Anche in Terra Santa accade qualcosa di simile… Sebbene Betlemme, la vera città testimone dell’evento più importante della nostra storia cristiana, esista e sia visitabile, purtroppo per vari motivi, non per tutti può rappresentare la meta di pellegrinaggio nel periodo natalizio, neppure per molti che vivono e lavorano in Israele. Nella chiesa di San Pietro a Giaffa convivono diverse comunità cattoliche: quella latinoamericana, quella di lingua inglese formata per la maggior parte da lavoratori filippini, quella polacca e quella di lingua ebraica. Quando inizia l’Avvento e il periodo natalizio tutto cambia, il convento si riveste di festa e assume molti aspetti culturali caratteristici dei tanti Paesi da cui provengono i vari parrocchiani, è un’atmosfera molto speciale e direi unica. I bambini della comunità latinoamericana imparano i canti festosi in spagnolo e per la novena di Natale ogni giorno vengono a pregare con i genitori e i loro catechisti e concludono la serata con una rappresentazione sacra detta la posad.

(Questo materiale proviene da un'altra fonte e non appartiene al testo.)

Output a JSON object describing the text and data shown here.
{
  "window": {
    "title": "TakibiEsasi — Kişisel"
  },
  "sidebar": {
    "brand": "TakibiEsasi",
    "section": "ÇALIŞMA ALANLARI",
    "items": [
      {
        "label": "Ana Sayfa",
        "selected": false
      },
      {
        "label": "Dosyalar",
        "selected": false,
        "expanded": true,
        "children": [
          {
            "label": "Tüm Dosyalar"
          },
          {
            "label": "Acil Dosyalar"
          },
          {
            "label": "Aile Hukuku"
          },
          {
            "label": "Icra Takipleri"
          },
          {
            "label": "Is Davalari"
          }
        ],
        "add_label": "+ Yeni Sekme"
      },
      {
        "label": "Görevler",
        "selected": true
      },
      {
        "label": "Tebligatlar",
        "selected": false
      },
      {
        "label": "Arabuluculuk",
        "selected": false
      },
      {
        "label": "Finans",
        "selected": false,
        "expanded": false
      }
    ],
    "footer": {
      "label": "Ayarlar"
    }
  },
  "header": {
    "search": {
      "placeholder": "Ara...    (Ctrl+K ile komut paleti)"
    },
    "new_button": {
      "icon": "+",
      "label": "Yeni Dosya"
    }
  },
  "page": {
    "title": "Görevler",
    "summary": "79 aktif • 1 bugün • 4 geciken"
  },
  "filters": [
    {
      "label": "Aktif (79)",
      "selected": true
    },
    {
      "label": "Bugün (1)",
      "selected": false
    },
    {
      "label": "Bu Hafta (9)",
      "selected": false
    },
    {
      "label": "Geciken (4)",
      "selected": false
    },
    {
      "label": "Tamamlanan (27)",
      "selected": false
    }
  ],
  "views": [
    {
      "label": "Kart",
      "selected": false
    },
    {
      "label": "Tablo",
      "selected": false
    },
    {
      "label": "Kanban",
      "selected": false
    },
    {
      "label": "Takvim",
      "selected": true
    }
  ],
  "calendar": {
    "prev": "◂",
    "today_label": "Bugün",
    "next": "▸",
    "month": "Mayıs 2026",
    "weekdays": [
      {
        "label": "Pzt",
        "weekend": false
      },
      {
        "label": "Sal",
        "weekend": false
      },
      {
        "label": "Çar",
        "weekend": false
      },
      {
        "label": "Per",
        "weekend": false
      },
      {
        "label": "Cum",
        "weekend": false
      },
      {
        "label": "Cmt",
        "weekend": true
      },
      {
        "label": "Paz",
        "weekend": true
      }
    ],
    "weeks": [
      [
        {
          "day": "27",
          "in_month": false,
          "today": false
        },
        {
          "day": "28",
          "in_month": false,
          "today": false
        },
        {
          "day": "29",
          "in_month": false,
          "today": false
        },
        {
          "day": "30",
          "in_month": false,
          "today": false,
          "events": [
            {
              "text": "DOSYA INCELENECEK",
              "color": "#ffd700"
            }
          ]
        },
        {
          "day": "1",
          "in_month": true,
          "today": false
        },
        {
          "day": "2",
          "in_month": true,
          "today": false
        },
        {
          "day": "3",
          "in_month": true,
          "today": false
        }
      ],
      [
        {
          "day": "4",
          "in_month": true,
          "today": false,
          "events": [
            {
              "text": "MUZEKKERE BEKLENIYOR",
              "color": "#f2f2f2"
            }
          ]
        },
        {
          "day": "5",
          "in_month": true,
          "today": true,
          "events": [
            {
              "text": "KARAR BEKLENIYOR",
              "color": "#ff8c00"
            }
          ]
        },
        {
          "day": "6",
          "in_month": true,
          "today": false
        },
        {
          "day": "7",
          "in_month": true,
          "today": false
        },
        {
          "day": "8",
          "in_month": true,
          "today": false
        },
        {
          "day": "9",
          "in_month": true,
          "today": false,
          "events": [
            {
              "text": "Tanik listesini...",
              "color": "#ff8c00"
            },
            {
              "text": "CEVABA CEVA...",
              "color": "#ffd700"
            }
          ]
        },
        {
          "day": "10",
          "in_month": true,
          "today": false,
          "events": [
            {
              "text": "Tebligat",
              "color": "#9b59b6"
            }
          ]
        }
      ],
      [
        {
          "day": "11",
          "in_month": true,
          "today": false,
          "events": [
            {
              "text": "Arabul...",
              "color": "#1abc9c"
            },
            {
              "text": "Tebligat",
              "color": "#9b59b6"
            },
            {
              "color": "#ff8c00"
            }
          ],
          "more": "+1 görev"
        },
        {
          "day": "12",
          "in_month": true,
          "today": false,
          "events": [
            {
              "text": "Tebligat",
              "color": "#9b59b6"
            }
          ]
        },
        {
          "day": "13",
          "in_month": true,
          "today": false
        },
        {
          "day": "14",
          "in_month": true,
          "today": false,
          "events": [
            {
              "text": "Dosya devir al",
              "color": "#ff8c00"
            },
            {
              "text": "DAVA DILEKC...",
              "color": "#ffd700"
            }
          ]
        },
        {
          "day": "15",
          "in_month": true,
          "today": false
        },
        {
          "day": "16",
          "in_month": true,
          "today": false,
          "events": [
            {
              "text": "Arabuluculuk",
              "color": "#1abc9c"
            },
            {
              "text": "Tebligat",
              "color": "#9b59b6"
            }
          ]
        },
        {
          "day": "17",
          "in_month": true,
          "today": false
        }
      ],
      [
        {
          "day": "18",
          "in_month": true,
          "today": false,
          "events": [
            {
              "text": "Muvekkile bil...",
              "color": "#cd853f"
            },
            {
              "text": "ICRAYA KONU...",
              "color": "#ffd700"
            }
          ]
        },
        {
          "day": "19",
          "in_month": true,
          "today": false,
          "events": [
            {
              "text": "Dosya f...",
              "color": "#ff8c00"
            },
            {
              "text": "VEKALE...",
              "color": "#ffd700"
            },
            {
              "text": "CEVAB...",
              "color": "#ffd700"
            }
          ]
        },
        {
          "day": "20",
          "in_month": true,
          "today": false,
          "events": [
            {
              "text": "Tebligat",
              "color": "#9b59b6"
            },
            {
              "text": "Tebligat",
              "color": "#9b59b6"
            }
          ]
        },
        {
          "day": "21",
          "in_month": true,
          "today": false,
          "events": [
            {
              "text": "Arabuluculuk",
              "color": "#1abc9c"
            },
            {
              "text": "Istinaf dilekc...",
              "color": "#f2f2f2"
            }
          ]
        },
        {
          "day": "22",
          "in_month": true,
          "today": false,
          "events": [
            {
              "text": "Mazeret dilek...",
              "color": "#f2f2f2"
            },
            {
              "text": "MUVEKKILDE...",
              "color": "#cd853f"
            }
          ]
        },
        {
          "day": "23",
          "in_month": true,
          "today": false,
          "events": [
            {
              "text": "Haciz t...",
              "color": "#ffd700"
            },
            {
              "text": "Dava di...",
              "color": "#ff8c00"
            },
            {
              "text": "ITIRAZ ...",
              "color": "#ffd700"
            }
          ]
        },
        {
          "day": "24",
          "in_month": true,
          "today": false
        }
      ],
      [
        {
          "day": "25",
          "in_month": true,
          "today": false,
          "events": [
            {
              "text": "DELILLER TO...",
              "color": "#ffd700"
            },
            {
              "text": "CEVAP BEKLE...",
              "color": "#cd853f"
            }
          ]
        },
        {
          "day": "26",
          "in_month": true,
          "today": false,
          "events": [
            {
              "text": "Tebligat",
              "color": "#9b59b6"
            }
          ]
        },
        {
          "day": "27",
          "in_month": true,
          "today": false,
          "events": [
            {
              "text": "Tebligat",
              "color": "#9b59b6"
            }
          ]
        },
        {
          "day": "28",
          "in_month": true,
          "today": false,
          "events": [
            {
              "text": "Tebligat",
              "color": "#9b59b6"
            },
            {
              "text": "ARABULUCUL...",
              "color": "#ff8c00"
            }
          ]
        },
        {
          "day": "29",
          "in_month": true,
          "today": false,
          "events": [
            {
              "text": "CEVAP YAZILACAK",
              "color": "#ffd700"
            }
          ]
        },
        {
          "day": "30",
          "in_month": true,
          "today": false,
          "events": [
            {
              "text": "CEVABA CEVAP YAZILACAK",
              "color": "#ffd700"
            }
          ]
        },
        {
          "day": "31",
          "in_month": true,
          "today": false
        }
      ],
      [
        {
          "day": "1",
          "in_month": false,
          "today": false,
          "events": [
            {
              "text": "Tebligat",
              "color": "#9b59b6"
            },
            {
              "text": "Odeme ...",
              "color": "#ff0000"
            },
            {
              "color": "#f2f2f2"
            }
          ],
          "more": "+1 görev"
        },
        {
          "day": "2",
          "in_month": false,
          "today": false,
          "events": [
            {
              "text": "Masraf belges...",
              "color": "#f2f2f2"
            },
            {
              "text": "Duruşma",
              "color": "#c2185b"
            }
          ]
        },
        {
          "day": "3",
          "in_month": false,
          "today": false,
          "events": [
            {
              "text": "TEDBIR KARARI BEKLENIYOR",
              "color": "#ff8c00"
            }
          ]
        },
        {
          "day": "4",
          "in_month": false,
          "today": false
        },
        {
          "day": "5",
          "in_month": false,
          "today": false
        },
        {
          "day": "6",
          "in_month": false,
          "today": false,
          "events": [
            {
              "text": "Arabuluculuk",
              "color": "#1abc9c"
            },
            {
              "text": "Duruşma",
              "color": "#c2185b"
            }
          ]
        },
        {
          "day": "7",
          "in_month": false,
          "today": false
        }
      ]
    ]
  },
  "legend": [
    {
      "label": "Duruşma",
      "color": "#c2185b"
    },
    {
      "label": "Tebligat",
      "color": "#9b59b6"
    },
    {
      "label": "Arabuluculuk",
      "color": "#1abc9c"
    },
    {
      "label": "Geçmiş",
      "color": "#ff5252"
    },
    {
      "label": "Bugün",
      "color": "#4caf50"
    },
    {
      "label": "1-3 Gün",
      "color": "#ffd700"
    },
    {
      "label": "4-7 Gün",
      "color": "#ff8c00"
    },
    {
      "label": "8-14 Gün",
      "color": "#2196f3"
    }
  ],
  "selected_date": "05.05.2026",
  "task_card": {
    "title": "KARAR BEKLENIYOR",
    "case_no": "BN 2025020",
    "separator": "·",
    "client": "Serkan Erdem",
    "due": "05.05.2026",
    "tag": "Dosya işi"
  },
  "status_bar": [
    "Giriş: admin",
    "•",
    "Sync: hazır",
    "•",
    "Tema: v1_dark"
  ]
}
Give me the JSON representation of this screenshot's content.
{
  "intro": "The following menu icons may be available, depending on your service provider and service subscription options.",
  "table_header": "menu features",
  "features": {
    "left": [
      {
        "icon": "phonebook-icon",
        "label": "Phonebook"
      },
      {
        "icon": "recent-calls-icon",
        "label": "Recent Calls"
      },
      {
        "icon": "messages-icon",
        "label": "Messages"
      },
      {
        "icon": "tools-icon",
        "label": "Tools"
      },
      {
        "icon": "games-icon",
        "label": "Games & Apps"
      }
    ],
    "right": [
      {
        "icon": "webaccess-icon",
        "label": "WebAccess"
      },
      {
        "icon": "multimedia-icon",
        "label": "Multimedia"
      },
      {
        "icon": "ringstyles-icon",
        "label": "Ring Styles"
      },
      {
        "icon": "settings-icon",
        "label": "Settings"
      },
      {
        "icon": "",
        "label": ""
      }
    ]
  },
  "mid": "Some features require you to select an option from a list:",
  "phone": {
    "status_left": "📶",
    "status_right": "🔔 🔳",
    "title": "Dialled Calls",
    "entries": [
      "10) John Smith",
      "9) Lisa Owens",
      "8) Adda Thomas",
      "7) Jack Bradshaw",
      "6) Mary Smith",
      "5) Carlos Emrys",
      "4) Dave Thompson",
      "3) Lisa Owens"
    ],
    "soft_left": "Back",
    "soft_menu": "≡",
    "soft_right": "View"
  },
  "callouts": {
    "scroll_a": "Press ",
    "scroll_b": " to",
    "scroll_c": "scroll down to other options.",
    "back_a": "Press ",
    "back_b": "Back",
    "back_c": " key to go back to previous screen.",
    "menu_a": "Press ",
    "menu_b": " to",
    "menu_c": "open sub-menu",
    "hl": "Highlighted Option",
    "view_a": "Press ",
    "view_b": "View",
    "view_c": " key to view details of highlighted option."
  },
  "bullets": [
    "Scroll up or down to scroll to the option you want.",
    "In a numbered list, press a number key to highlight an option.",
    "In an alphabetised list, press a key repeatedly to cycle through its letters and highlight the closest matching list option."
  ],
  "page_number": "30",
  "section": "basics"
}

I bambini della comunità ebreofona imparano canti tradizionali e fanno le prove per la recita della notte di Natale, si vedono costumi di angioletti, pastori e pecorelle e tutto avviene in una lingua così particolare come è l’ebraico moderno. È il Natale degli immigrati e delle famiglie dei tanti lavoratori che compongono il complicato e bellissimo mosaico che è la società israeliana.

Per molti di loro è quasi impossibile recarsi a Betlemme per le feste, sia perché come residenti in Israele non possono attraversare facilmente il confine con i territori palestinesi, sia perché in tanti lavorano seguendo il calendario ebraico, nel quale le feste cristiane raramente coincidono con quelle ebraiche.

La città di Tel Aviv è affollata da persone che per cercare un avvenire migliore hanno lasciato le loro terre. E la zona della stazione centrale della città è diventata il loro punto di riferimento per il commercio e il ritrovo. A Natale sembra di essere in una città totalmente cristiana: si possono trovare alberi di Natale di ogni dimensione e colore, decorazioni e lucine, addobbi e regali tipicamente natalizi… È il regno di filippini e indiani e per un cristiano che abita in Terra Santa, abituato a dover vivere la propria fede in modo privato e a volte segreto, trovarsi immersi nell’atmosfera natalizia fa un effetto bellissimo che allarga il cuore e fa sentire a casa.

Così nel nostro piccolo, anche noi riviviamo l’esperienza che san Francesco sentì il bisogno di realizzare: vedere con gli occhi del corpo e non solo con quelli del cuore quel che avvenne in quella notte speciale e santa che fu il Natale del Signore. Anche noi allestiamo nel modo che più ci ricorda la nostra famiglia e le nostre tradizioni un angolo sacro, un presepio, per rendere speciale la notte delle notti, per rivivere il mistero di un bambino nato per noi.